Refugees and students benefit from WSU-IRC partnership

It takes a vision

In June 2023, 108.4 million people around the world had been forcibly displaced from their homes.1 That year, through May, the U.S. admitted 31,800 refugees – each needing a significant support system to settle in. What better place than a university community – with housing, health care, quality education, a diverse citizenry and tight social construct – that can quickly coalesce to give that support?

Seeing an opportunity and an organization with specific expertise in humanitarian aid, WSU stepped up and established a chapter of Every Campus a Refuge. This led to a partnership with Spokane’s International Rescue Committee (one of 29 IRC offices in the United States), which works with refugees to settle them into their new lives, making sure they have the basic needs of food, shelter, and legal rights met from their arrival to the region. The IRC works with their clients for up to five years and enables access to English language classes, education for the children, social and health services as they help build the job, and computer and financial literacy skills their clients need to become independent, productive members of the Spokane community.

The back story

Paul Whitney, WSU associate vice president of International Programs, worked with IRC Development Manager Kimmie Curry and a team of WSU volunteers to help settle two refugee families in Pullman in 2022 (Phase 1). One of the lessons of that experience was that integrating refugees into the U.S. health care system – often confusing and complex – is a major challenge. So, in 2023, with support from the National Association of Higher Education Systems (NASH), Phase 2 began when the WSU-IRC partnership expanded to include the College of Nursing in Spokane.

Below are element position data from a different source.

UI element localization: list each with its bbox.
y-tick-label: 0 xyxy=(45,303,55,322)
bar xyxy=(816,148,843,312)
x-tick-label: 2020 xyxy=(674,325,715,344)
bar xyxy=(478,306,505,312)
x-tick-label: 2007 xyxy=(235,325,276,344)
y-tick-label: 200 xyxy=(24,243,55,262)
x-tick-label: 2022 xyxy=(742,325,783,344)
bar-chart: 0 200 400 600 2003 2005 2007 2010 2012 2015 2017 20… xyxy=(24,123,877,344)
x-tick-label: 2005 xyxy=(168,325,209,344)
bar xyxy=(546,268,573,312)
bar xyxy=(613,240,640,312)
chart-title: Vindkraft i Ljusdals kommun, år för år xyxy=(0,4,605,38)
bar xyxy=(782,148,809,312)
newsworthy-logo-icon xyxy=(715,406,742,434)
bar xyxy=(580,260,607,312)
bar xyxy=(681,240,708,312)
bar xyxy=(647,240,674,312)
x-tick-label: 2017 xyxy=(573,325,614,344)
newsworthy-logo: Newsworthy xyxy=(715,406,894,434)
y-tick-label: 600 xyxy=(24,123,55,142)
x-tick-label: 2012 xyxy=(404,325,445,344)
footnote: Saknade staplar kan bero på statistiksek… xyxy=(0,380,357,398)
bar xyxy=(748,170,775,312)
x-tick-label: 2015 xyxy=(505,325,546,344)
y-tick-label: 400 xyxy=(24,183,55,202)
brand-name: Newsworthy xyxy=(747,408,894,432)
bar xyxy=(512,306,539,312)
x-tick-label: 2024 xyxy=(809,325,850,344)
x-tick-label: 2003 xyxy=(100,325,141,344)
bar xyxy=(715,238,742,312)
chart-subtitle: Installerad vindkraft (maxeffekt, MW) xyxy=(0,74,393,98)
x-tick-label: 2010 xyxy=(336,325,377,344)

The program dovetailed nicely with requirements of the Nursing Commission that students participate in direct clinical service before graduating. Kay Olson, associate professor in the College, said two Nursing students completed their senior clinical practicum in community health at the IRC. Although they could not diagnose or treat clients, the students could listen to them at visits during IRC walk-in hours and make general suggestions (such as follow up with a medical provider). They also met with clients outside the office, helping them apply for Apple Health, fill out forms and call about their appointments, and going so far as to ride the bus with them to the doctor’s office. In many cases, the students and their clients did not speak the same language but got by with gestures, grace and Google Translate.

Olson said, “Service learning like this helps students gain a new perspective on how difficult it can be to navigate health care for people from different cultures and backgrounds. They learn empathy, which makes them better able to provide care to their patients.”

“The number-one quality of a great intern is being flexible, and our WSU interns were exactly that,” said Curry. “The clients were happy to have their assistance. Their work freed up IRC staff as well; their hands-on involvement filled big direct-service needs.”

“The IRC was delighted with getting this aid, and the students’ service-learning experiences prepared them to better manage refugee and immigrant patients in their future careers,” Whitney said.

The program will continue in the 2024 fall semester.

Going forward

Phases 1 and 2 served as proof-of-concept for a proposed Phase 3, which would extend opportunities for student support of refugee resettlement more broadly across the WSU system.

“At WSU we have a strong history of involving students in hands-on experiences that allow them to grow and apply their knowledge in transferable ways,” Whitney said. “Our graduates will work in a globally connected world. This effort will provide students with mentored experiences that stretch their ability to see the world from different perspectives and to apply their knowledge toward concrete, meaningful goals.”

By the numbers

Spokane’s IRC has resettled about 450 individuals since opening in April 2022. Their clients number over 1,000, which includes refugees who have been in Spokane less than five years and newcomers who have not been resettled by IRC. About 350 have accessed health care assistance.

As of October 2023 in Washington state, 993 newly arrived refugees and humanitarian immigrants applied for DSHS services.2

Refugee: A person who has been forced to flee their country to escape war, persecution, violence or natural disaster

Step into a refugee’s shoes for a moment.

To save your life – and likely your family’s life – you must leave your home where all your loved ones, friends and lifetime of memories are. You’ll be making a rushed, harrowing journey out of your country with no guarantee of safety. You may land in a large refugee camp where you’ll stay for months or years. Eventually, a visa to a new country may come through and you must uproot again and face a new uncertain future.

You and your family finally arrive at your assigned location in the new country, which you had no power to select. The food is foreign. You don’t speak the language. Money, transportation, shopping, health care are mysteries. Where can you worship? Where can you work? If you’re a doctor, you can’t practice medicine; a lawyer, law; a teacher or beautician, same.

You are a refugee – a stranger in a strange land – and you, an adult with responsibilities, skills, a past, must rely on others for your most basic needs as you navigate an unfamiliar land to build a new, safe life.